2.10 Tale orientamento è stato ribadito da una recente pronuncia dove si afferma che “L’esenzione non spetta, pertanto, nel caso di utilizzazione indiretta, ancorchè assistita da finalità di pubblico interesse (cfr. Cass. n. 18838 del 2006, Cass. n. 8496 del 2010, Cass. n. 2821 del 2012, più recentemente, Cass. n. 10483 del 2016). In particolare, secondo Cass. n. 4502 del 2012 “In tema di imposta comunale sugli immobili (ICI), l’esenzione prevista dal D.Lgs. 30 dicembre 1992, n. 504, art. 7,comma 1, lett. i), è subordinata alla compresenza di un requisito oggettivo, rappresentato dallo svolgimento esclusivo nell’immobile di attività di assistenza o di altre attività equiparate, e di un requisito soggettivo, costituito dal diretto svolgimento di tali attività da parte di un ente pubblico o privato che non abbia come oggetto esclusivo o principale l’esercizio di attività commerciali (D.P.R. 22 dicembre 1986, n. 917, art. 87, comma 1, lett. c), cui il citato art. 7 rinvia). La sussistenza del requisito oggettivo deve essere accertata in concreto, verificando che l’attività cui l’immobile è destinato, pur rientrando tra quelle esenti, non sia svolta con le modalità di un’attività commerciale”. Nel caso di specie, l’assunto difensivo della ricorrente, che mira a interpretare il disposto del D.Lgs. n. 504 del 1992, art. 7, comma 1, lett. i), nel senso che anche un “utilizzo indiretto” attraverso un diverso soggetto giuridico, ancorchè anch’esso senza finalità di lucro, rientrerebbe nel perimetro normativo dell’esenzione fiscale richiesta, non può essere accolta (Cass. n. 30820 del 2017). Non ignora il collegio la pronuncia di Cass. n. 25508 del 2015 che ha riconosciuto l’esenzione nel caso di un bene, concesso in comodato gratuito, utilizzato da un altro ente non commerciale per lo svolgimento di attività meritevoli previste dalla norma agevolativa. Nella specie, tuttavia, esisteva tra i due enti comodante e comodatario – “un rapporto di stretta strumentalità nella realizzazione dei suddetti compiti, che autorizza a ritenere una compenetrazione tra di essi e a configurarli come realizzatori di una medesima “architettura strutturale”, circostanza nella specie non indagata” (cfr. Cass. n. 8073/2019).

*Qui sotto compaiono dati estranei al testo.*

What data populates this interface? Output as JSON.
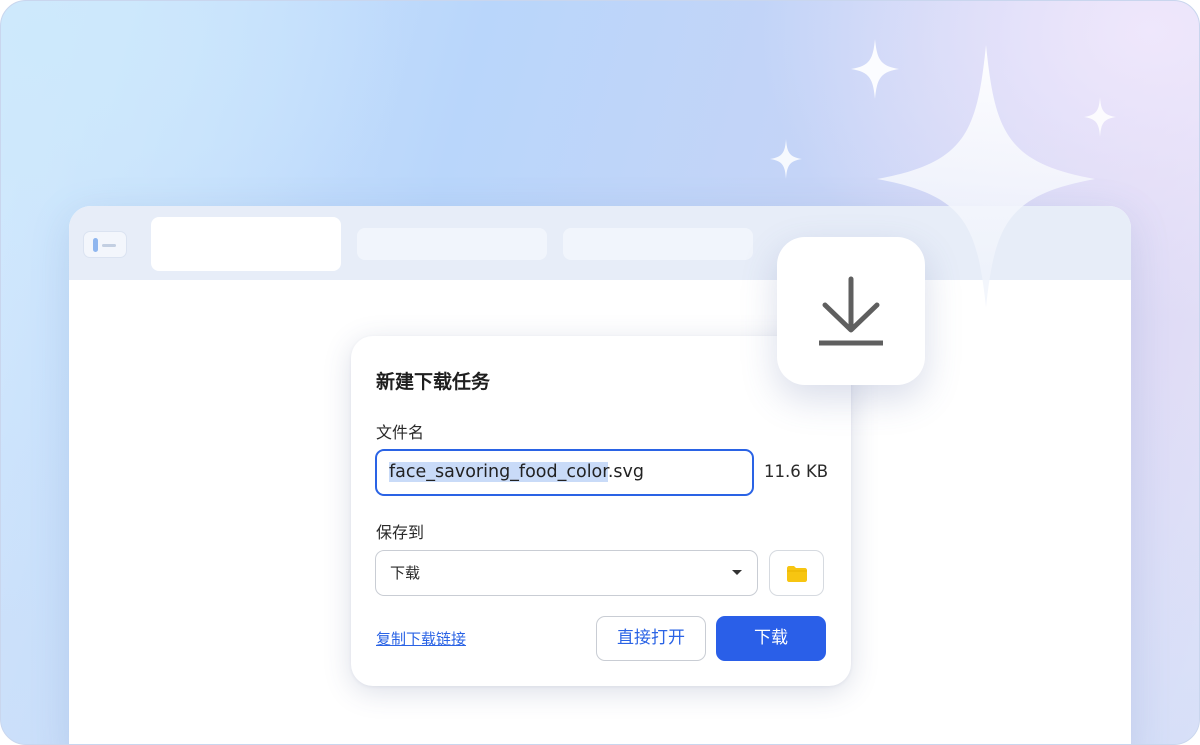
{
  "dialog": {
    "title": "新建下载任务",
    "filename_label": "文件名",
    "filename_selected": "face_savoring_food_color",
    "filename_ext": ".svg",
    "file_size": "11.6 KB",
    "save_to_label": "保存到",
    "save_to_value": "下载",
    "copy_link_label": "复制下载链接",
    "open_label": "直接打开",
    "download_label": "下载"
  },
  "icons": {
    "badge": "download-arrow-icon",
    "folder": "folder-icon",
    "dropdown": "chevron-down-icon",
    "sidebar": "sidebar-toggle-icon"
  },
  "colors": {
    "accent": "#2a5fe8",
    "folder": "#f7c511",
    "selection": "#c9dbf8"
  }
}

2.11 Contrariamente a quanto sostenuto dall’Ente ricorrente, va rilevata la correttezza del capo della sentenza che ha riconosciuto l’esenzione della porzione immobiliare destinata all’abitazione dei religiosi.

2.12 L’impugnata sentenza ha accertato che l’attività di culto è svolta da una comunità di religiosi stabilmente residenti, come impone il codice di diritto canonico, presso la propria casa religiosa.

2.13 Godono del beneficio ex art. 7, comma 1 lett. i), non solo quelle aree entro le quali si svolgono le funzioni religiose (chiese, cappelle), di cura delle anime e di catechesi ma anche gli alloggi dei religiosi che esercitano l’attività di culto (cfr, Cass. n. 6494 del 2014).

3. Il secondo motivo del ricorso, che riguarda la questione della utilizzazione mista non esaminata dalla CTR in quanto proposta dalla contribuente in via subordinata, è assorbito.

4. In accoglimento del ricorso l’impugnata sentenza va cassata con rinvio alla CTR della Lombardia in diversa composizione anche per la regolamentazione delle spese processuali relative al presente giudizio.

P.Q.M.

La Corte,

accoglie il primo e il terzo motivo del ricorso, assorbito il secondo, cassa l’impugnata sentenza, in relazione ai motivi accolti, e rinvia alla Commissione Regionale della Lombardia, in diversa composizione/ anche per la regolamentazione delle spese processuali relative al presente giudizio.

Così deciso in Roma, nella Camera di Consiglio, il 27 aprile 2021.